Sono gli stessi che leggono il calcio attraverso i numeri e i confronti con stagioni e allenatori passati, senza pesare il momento e le circostanze imponderabili che poi determinato il risultato.
Il calcio non è matematica. Il calcio è uno sport di situazioni, di regole non scritte, di motivazioni, di psiche, di coraggio e anche di fortuna.
Non è ancora finita e con ancora 15 punti tutto può ancora succedere. Occorrerà aspettare almeno i prossimi due turni per potersi sbilanciare sull'esito di questo campionato ma l'umore in casa Juve è di quelli che ti porta a guardare chi ti sta davanti piuttosto che di chi ti sta inseguendo.
La Juventus sta giocando un bel calcio e lo sta facendo da tempo, anche nel corso di quel febbraio tragico ricordato poc'anzi! Ho sempre detto e lo ribadisco anche ora che la Juve ha raccolto meno di quanto seminato.

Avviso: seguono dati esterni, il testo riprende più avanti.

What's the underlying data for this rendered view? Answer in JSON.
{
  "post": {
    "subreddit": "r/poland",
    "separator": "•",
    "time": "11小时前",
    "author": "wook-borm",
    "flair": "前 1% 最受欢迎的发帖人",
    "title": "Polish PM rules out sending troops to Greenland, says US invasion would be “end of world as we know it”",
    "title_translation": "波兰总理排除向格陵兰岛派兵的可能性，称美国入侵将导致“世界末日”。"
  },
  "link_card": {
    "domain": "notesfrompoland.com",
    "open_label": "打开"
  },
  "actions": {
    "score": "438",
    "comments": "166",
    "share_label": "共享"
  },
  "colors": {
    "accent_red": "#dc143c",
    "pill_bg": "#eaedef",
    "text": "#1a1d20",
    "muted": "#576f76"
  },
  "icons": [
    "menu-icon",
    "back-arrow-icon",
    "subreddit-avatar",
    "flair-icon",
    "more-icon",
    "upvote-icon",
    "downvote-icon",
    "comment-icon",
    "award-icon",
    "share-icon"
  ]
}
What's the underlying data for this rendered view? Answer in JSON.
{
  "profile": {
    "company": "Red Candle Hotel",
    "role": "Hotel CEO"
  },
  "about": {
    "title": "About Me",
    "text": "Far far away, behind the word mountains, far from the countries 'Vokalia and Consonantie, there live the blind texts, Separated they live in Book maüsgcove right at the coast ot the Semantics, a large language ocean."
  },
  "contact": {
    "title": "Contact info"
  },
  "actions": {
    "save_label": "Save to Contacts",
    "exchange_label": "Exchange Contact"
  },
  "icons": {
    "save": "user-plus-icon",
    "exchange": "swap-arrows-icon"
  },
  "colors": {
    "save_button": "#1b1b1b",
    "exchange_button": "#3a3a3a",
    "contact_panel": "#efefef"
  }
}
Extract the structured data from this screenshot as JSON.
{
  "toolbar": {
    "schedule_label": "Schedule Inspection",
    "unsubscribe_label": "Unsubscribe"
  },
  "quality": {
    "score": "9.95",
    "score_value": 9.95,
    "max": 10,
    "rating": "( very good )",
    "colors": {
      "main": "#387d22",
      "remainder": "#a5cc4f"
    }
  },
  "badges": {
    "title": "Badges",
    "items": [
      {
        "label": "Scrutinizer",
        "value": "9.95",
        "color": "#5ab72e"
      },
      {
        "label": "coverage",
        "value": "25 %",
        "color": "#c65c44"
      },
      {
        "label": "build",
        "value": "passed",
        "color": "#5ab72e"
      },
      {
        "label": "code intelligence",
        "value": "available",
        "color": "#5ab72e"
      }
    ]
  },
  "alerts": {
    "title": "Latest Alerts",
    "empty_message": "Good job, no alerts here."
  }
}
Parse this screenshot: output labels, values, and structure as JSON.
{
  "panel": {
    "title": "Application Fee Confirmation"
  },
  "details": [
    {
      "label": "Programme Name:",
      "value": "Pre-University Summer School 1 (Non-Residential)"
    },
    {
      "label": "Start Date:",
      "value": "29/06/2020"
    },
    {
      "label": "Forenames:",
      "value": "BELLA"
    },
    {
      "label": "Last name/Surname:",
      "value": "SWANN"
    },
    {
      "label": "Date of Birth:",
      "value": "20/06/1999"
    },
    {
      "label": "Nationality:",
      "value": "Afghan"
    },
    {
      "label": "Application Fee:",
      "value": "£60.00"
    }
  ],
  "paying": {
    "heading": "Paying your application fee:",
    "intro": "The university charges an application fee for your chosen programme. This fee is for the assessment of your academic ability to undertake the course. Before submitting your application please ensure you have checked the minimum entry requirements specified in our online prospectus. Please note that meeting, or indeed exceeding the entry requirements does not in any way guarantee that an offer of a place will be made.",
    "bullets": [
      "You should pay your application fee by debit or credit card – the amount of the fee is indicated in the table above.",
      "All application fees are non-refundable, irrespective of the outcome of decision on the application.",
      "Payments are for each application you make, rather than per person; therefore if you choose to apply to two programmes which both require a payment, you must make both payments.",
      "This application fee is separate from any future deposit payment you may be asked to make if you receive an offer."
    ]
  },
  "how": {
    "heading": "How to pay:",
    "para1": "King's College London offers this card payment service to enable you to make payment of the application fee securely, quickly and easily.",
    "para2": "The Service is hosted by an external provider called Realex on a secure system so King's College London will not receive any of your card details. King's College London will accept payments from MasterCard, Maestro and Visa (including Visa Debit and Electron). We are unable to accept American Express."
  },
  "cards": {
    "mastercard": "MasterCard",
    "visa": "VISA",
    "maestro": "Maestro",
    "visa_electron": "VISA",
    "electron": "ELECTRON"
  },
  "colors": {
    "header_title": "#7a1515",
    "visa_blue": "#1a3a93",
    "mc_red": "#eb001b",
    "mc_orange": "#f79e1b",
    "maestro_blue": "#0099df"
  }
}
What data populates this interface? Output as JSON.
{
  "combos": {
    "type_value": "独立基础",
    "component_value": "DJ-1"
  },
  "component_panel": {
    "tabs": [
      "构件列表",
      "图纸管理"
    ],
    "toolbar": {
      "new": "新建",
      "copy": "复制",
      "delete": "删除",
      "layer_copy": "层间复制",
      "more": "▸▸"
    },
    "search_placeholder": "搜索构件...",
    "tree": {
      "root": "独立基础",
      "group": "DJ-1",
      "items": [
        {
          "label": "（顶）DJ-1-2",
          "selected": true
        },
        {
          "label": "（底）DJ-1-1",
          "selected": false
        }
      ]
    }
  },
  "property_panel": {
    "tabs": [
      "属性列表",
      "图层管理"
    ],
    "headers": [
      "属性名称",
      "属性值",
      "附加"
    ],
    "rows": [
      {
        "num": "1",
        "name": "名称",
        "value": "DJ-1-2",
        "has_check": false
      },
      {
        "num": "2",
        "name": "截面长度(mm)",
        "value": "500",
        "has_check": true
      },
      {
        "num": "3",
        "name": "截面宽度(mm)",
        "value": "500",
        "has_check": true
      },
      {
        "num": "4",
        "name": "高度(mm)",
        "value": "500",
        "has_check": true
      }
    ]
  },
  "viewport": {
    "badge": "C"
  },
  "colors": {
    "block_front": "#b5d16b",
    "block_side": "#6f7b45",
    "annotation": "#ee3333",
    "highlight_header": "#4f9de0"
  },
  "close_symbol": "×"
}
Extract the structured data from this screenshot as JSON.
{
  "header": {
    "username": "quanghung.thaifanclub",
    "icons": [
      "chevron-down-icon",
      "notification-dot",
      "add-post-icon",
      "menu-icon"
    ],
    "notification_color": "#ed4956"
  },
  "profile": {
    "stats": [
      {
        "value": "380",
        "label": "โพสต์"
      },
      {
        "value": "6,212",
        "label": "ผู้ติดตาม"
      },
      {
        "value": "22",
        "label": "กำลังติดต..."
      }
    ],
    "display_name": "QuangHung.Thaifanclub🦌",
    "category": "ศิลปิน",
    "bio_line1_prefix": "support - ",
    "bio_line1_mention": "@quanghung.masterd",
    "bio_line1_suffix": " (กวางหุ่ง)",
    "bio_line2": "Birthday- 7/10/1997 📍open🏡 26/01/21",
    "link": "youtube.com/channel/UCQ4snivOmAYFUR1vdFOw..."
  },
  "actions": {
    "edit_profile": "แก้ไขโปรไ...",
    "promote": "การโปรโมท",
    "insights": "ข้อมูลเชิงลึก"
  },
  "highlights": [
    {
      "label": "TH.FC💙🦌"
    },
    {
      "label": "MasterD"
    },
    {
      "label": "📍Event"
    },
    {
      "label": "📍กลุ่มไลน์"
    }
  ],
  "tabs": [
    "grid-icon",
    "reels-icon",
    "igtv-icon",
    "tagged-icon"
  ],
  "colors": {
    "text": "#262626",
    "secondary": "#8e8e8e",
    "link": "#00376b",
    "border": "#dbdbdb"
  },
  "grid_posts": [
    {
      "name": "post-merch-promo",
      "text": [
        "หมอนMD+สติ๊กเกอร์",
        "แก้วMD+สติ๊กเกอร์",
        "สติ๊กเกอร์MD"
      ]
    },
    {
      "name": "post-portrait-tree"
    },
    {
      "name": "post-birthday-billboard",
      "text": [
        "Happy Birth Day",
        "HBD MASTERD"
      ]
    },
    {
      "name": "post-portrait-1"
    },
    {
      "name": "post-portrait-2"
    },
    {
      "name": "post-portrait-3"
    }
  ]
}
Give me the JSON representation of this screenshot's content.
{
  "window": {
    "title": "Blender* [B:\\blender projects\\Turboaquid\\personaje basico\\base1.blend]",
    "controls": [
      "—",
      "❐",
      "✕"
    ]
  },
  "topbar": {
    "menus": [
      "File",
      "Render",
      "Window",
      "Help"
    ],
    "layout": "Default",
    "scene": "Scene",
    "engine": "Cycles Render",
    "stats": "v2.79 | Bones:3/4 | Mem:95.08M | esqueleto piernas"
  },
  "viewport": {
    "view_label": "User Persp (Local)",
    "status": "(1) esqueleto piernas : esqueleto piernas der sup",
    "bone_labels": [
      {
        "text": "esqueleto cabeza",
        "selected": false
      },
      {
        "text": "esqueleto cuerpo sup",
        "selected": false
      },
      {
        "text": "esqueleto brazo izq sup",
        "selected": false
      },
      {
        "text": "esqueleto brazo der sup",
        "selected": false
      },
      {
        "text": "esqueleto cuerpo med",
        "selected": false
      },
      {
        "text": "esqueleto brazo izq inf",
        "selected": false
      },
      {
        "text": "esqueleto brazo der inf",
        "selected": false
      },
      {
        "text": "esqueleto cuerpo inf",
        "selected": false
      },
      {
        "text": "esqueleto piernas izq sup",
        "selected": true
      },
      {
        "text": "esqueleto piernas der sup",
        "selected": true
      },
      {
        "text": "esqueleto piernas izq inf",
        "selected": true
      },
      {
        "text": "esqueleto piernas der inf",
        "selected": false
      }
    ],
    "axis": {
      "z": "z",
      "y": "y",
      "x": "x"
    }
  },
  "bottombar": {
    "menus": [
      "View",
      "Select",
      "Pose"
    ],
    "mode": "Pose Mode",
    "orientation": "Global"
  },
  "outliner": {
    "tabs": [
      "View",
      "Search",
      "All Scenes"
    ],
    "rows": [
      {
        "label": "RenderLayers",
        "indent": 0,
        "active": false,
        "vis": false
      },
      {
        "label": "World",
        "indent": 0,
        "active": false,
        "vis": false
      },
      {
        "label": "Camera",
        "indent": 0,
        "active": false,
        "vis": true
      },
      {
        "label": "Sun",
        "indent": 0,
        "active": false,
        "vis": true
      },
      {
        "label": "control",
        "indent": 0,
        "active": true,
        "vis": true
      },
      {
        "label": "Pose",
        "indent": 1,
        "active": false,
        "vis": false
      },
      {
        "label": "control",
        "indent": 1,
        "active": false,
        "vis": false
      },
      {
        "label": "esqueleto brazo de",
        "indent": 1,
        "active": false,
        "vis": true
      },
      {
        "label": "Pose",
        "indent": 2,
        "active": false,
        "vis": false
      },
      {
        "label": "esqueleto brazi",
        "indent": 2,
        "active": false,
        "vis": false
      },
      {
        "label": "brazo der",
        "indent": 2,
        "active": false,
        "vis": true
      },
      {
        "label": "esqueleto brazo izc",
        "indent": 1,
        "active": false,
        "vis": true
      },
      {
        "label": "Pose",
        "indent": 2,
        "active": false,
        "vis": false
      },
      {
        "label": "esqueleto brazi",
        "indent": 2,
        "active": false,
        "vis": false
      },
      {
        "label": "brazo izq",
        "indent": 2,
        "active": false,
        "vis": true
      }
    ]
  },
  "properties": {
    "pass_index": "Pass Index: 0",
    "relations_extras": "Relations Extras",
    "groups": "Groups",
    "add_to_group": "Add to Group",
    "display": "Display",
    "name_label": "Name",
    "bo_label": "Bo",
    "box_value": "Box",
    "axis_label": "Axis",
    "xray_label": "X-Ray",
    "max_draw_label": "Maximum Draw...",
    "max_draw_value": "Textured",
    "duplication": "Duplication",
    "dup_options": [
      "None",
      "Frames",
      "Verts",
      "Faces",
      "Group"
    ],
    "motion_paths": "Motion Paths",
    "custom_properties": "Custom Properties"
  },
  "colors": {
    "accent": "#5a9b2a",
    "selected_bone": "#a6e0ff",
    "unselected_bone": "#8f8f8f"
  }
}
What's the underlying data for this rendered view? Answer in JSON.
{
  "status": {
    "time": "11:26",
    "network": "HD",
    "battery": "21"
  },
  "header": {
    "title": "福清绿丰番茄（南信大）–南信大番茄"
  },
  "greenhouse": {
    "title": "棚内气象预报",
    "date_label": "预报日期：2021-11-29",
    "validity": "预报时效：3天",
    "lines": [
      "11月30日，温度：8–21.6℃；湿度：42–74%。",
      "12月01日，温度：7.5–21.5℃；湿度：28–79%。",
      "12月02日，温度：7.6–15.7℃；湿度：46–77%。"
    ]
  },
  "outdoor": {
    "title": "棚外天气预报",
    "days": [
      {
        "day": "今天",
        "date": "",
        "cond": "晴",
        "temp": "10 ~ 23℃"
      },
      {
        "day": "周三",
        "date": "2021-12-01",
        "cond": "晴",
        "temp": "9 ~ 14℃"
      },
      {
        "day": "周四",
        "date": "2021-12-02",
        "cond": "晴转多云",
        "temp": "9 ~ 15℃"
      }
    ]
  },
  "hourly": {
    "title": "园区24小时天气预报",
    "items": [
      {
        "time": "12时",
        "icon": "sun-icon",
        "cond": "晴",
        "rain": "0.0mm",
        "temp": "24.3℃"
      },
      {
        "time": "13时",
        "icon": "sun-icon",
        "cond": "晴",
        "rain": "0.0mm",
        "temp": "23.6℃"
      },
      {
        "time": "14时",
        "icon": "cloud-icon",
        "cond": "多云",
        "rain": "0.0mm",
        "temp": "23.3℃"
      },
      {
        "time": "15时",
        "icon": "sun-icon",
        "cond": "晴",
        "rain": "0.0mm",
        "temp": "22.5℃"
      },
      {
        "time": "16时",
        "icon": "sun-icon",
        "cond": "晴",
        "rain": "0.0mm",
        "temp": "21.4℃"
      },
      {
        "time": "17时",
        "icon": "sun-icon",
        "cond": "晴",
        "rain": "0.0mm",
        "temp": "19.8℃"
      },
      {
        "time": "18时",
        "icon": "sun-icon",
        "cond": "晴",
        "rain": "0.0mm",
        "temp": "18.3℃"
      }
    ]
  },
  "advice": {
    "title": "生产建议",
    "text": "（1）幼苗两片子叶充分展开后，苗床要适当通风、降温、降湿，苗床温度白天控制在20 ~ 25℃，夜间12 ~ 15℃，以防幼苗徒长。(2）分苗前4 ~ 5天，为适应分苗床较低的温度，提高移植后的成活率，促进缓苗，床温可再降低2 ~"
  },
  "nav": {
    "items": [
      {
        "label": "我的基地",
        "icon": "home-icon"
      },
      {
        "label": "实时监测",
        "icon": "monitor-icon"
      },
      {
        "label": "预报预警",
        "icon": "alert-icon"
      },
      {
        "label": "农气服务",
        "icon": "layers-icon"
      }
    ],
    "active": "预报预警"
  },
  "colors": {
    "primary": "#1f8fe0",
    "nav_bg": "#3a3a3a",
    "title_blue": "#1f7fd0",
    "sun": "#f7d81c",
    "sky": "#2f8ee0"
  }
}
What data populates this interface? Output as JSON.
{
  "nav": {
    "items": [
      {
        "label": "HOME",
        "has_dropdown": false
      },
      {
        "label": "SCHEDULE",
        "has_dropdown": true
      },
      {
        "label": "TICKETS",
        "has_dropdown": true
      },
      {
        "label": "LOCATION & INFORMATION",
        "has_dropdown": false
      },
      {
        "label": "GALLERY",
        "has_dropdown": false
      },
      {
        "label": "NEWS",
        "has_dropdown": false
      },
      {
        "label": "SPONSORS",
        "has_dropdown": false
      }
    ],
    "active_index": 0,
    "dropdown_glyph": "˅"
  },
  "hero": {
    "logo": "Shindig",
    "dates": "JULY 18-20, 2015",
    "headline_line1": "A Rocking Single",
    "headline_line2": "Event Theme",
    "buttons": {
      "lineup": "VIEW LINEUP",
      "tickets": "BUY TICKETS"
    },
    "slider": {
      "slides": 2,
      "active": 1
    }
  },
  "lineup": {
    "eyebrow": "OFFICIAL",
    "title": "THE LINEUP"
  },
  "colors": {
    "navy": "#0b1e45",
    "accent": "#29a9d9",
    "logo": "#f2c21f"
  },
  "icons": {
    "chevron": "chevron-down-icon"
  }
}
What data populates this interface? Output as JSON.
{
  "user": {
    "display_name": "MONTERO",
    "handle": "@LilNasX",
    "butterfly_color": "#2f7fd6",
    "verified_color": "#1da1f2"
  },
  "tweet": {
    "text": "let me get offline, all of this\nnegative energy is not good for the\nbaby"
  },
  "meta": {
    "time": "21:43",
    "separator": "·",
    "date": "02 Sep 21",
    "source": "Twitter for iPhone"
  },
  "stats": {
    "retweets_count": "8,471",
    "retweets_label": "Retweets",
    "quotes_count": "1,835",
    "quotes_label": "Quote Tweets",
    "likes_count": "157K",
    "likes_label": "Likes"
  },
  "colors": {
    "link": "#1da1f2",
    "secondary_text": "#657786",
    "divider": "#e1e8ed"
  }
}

Quel 14 febbraio ha cambiato tutto! E allora provate ad immaginare cosa sarebbe potuto essere se quella sera di San Siro si fosse potuto giocare.
La Juventus è oggi una bella squadra, vale le vette alte della classifica. E non occorre fare ulteriori rivoluzioni per "indovinare" una Juve più forte: basterebbe lavorare di fino con qualche inserimento mirato. E allora con una punta vera e un portiere forte anche mentalmente, questa Juve potrebbe già ambire allo scudetto. Per assurdo e provocando volontariamente, basterebbe aumentare il livello qualitativo anche solo della panchina per rendere la squadra più forte e competitiva.
In realtà credo che la società, con un Elkann che si dice voglia essere protagonista come non mai, voglia intervenire con elementi di sostanza indiscussa. La curiosità sarà quella di vedere in che modo lo farà, se con giovani di livello, proseguendo la logica operativa di questi ultimi anni, oppure avvalendosi di giocatori di esperienza e dal fascino internazionale.
Per una volta, la sensazione è quella che si possa operare con serenità e lucidità e anche questo rappresenterebbe un bel salto in avanti rispetto al passato.